ISA 530.A4: MUS uses monetary units as the sampling unit, giving each monetary unit an equal probability of selection.
ISA 530.A11: Sample size is affected by the tolerable misstatement, expected misstatement, and the required level of confidence.
Sampling Considerations for Manufacturing
Manufacturing audits revolve around high-volume inventory transactions, complex cost allocation systems, and work-in-progress valuation. Sampling design must account for the heterogeneity of inventory items — raw materials, work-in-progress, and finished goods each have different valuation methods and misstatement risk profiles.
Sampling focus: Manufacturing
Inventory is typically the dominant population for substantive sampling in manufacturing. MUS is effective for testing inventory valuation where a small number of high-value items coexist with many low-value items.

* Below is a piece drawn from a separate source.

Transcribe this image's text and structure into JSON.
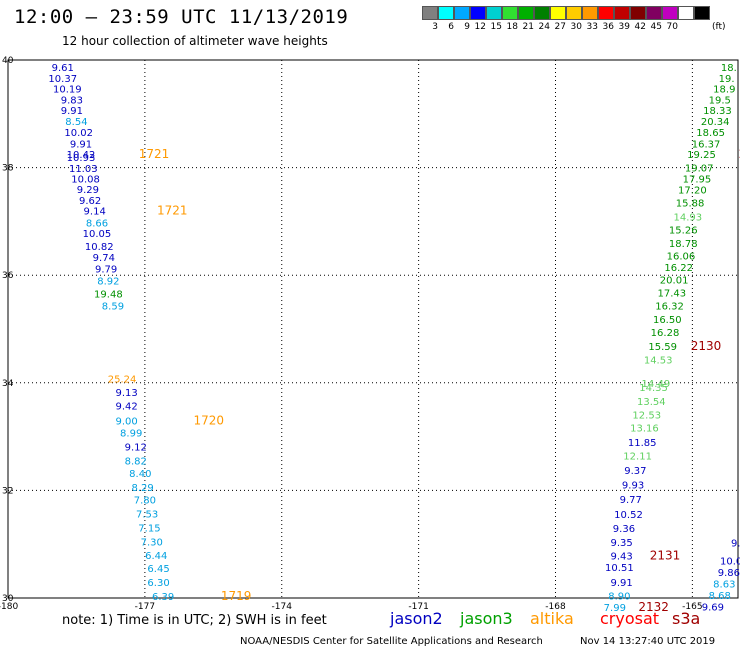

For physical inventory counts, attribute sampling is commonly used to test the accuracy of perpetual records against physical quantities.
Key sampling considerations
Stratify inventory populations by category (raw materials, WIP, finished goods) because each has different valuation complexity and misstatement patterns.
Standard costing systems require separate testing of variance accounts — sample sizes should cover both the cost accumulation and variance analysis cycles.
Slow-moving and obsolete inventory items often require a separate targeted sample because obsolescence provisions are a key judgment area.
For cycle counts rather than full physical counts, ensure your sampling covers items across multiple count dates to detect systematic timing errors.
Production overhead allocation rates should be tested using a separate sample of cost pools and allocation bases to verify the rate calculation.